In conclusion, sCr twitches are common among STEMI patients and correlate with elevated 30-day and 1-year mortality. Even these minor changes warrant renal protective strategies for early detection and treatment.

Study protocol was reviewed and approved by the institutional Ethics Committee, Approval No. TLV-16-0224. Written informed consent was obtained by writing from all participants. The study was conducted in accordance with the standards as laid down in the 1964 Declaration of Helsinki and its later amendments and approved by the Tel Aviv Sourasky Medical Center review board (TLV-16-0224).

On behalf of all authors, the corresponding author states that there is no conflict of interest.

No funding was received for this study; all authors have nothing to declare.

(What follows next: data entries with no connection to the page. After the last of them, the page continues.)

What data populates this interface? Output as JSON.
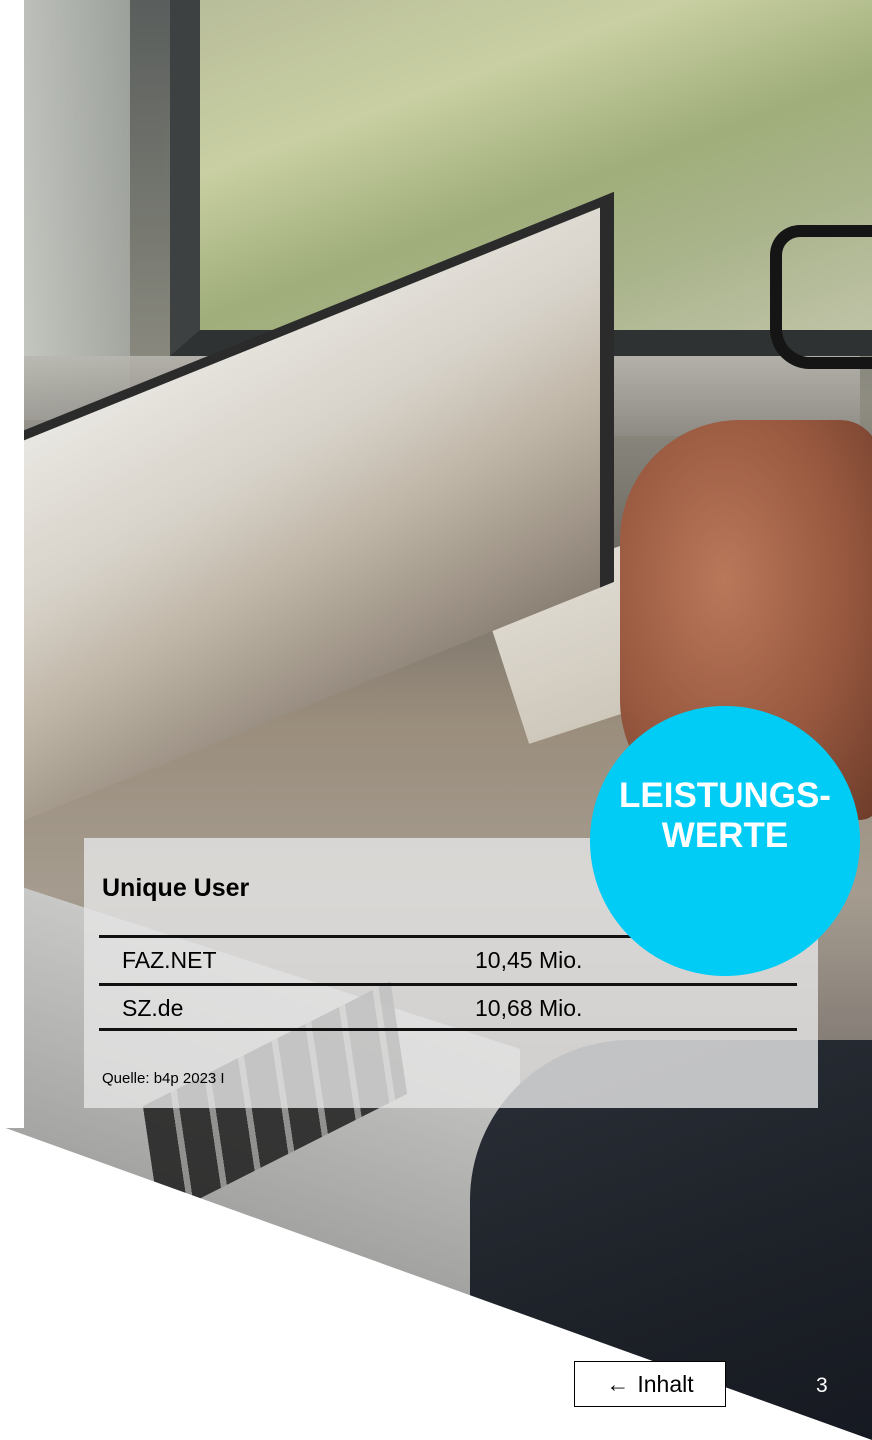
{
  "panel": {
    "title": "Unique User",
    "rows": [
      {
        "name": "FAZ.NET",
        "value": "10,45 Mio."
      },
      {
        "name": "SZ.de",
        "value": "10,68 Mio."
      }
    ],
    "source": "Quelle: b4p 2023 I"
  },
  "badge": {
    "line1": "LEISTUNGS-",
    "line2": "WERTE",
    "color": "#00ccf5"
  },
  "nav": {
    "arrow": "←",
    "label": "Inhalt"
  },
  "page_number": "3"
}
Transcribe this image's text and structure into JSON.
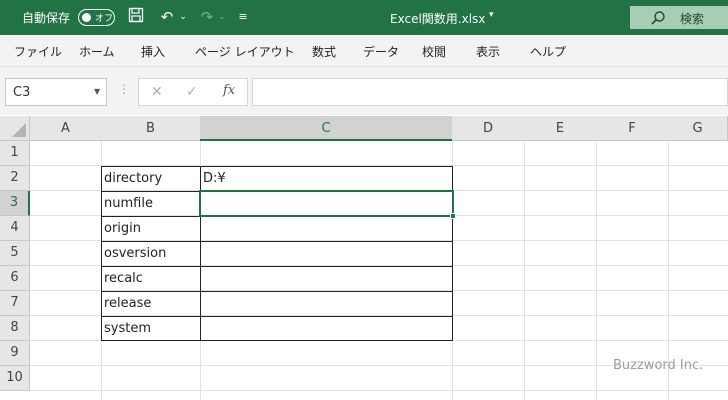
{
  "titlebar": {
    "autosave_label": "自動保存",
    "autosave_state": "オフ",
    "document_title": "Excel関数用.xlsx",
    "search_label": "検索"
  },
  "ribbon": {
    "tabs": [
      "ファイル",
      "ホーム",
      "挿入",
      "ページ レイアウト",
      "数式",
      "データ",
      "校閲",
      "表示",
      "ヘルプ"
    ]
  },
  "formula_bar": {
    "name_box": "C3",
    "cancel_icon": "✕",
    "enter_icon": "✓",
    "fx_label": "fx",
    "formula": ""
  },
  "sheet": {
    "columns": [
      "A",
      "B",
      "C",
      "D",
      "E",
      "F",
      "G"
    ],
    "rows": [
      "1",
      "2",
      "3",
      "4",
      "5",
      "6",
      "7",
      "8",
      "9",
      "10"
    ],
    "active_cell": "C3",
    "cells": {
      "B2": "directory",
      "C2": "D:¥",
      "B3": "numfile",
      "B4": "origin",
      "B5": "osversion",
      "B6": "recalc",
      "B7": "release",
      "B8": "system"
    }
  },
  "watermark": "Buzzword Inc.",
  "colors": {
    "accent": "#217346"
  }
}
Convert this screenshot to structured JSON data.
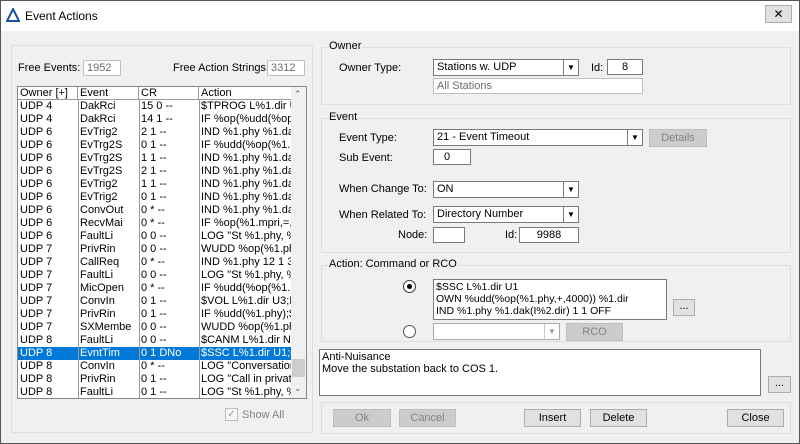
{
  "window": {
    "title": "Event Actions",
    "close": "✕"
  },
  "left": {
    "free_events_label": "Free Events:",
    "free_events": "1952",
    "free_actions_label": "Free Action Strings:",
    "free_actions": "3312",
    "show_all": "Show All",
    "show_all_checked": true
  },
  "table": {
    "headers": [
      "Owner [+]",
      "Event",
      "CR",
      "Action"
    ],
    "rows": [
      [
        "UDP 4",
        "DakRci",
        "15 0 --",
        "$TPROG L%1.dir U"
      ],
      [
        "UDP 4",
        "DakRci",
        "14 1 --",
        "IF %op(%udd(%op(:"
      ],
      [
        "UDP 6",
        "EvTrig2",
        "2 1 --",
        "IND %1.phy %1.da"
      ],
      [
        "UDP 6",
        "EvTrg2S",
        "0 1 --",
        "IF %udd(%op(%1.pl"
      ],
      [
        "UDP 6",
        "EvTrg2S",
        "1 1 --",
        "IND %1.phy %1.da"
      ],
      [
        "UDP 6",
        "EvTrg2S",
        "2 1 --",
        "IND %1.phy %1.da"
      ],
      [
        "UDP 6",
        "EvTrig2",
        "1 1 --",
        "IND %1.phy %1.da"
      ],
      [
        "UDP 6",
        "EvTrig2",
        "0 1 --",
        "IND %1.phy %1.da"
      ],
      [
        "UDP 6",
        "ConvOut",
        "0 * --",
        "IND %1.phy %1.da"
      ],
      [
        "UDP 6",
        "RecvMai",
        "0 * --",
        "IF %op(%1.mpri,=,4"
      ],
      [
        "UDP 6",
        "FaultLi",
        "0 0 --",
        "LOG \"St %1.phy, %"
      ],
      [
        "UDP 7",
        "PrivRin",
        "0 0 --",
        "WUDD %op(%1.ph"
      ],
      [
        "UDP 7",
        "CallReq",
        "0 * --",
        "IND %1.phy 12 1 3"
      ],
      [
        "UDP 7",
        "FaultLi",
        "0 0 --",
        "LOG \"St %1.phy, %"
      ],
      [
        "UDP 7",
        "MicOpen",
        "0 * --",
        "IF %udd(%op(%1.pl"
      ],
      [
        "UDP 7",
        "ConvIn",
        "0 1 --",
        "$VOL L%1.dir U3;II"
      ],
      [
        "UDP 7",
        "PrivRin",
        "0 1 --",
        "IF %udd(%1.phy);$I"
      ],
      [
        "UDP 7",
        "SXMembe",
        "0 0 --",
        "WUDD %op(%1.ph"
      ],
      [
        "UDP 8",
        "FaultLi",
        "0 0 --",
        "$CANM L%1.dir NC"
      ],
      [
        "UDP 8",
        "EvntTim",
        "0 1 DNo",
        "$SSC L%1.dir U1;0"
      ],
      [
        "UDP 8",
        "ConvIn",
        "0 * --",
        "LOG \"Conversation"
      ],
      [
        "UDP 8",
        "PrivRin",
        "0 1 --",
        "LOG \"Call in private"
      ],
      [
        "UDP 8",
        "FaultLi",
        "0 1 --",
        "LOG \"St %1.phy, %"
      ]
    ],
    "selected_index": 19
  },
  "owner": {
    "group": "Owner",
    "type_label": "Owner Type:",
    "type": "Stations w. UDP",
    "id_label": "Id:",
    "id": "8",
    "desc": "All Stations"
  },
  "event": {
    "group": "Event",
    "type_label": "Event Type:",
    "type": "21 - Event Timeout",
    "details": "Details",
    "sub_label": "Sub Event:",
    "sub": "0",
    "change_label": "When Change To:",
    "change": "ON",
    "related_label": "When Related To:",
    "related": "Directory Number",
    "node_label": "Node:",
    "node": "",
    "id_label": "Id:",
    "id": "9988"
  },
  "action": {
    "group": "Action: Command or RCO",
    "command": "$SSC L%1.dir U1\nOWN %udd(%op(%1.phy,+,4000)) %1.dir\nIND %1.phy %1.dak(I%2.dir) 1 1 OFF",
    "command_selected": true,
    "more": "...",
    "rco_value": "",
    "rco": "RCO"
  },
  "comment": {
    "text": "Anti-Nuisance\nMove the substation back to COS 1.",
    "more": "..."
  },
  "buttons": {
    "ok": "Ok",
    "cancel": "Cancel",
    "insert": "Insert",
    "delete": "Delete",
    "close": "Close"
  },
  "colors": {
    "selection": "#0078d7"
  }
}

Shir Frydman: writing – original draft and data curation; Ophir Freund: statistical analysis and writing – original draft; Lior Zornitzki: writing – review and editing; Nevo Barel: data curation; Shmuel Banai: methodology and writing – review and editing; and Yacov Shacham: conceptualization, methodology, and writing – review and editing.

The data that support the findings of this study are not publicly available due to containing information that could compromise the privacy of research participants but are available from the corresponding author, S.F., upon reasonable request.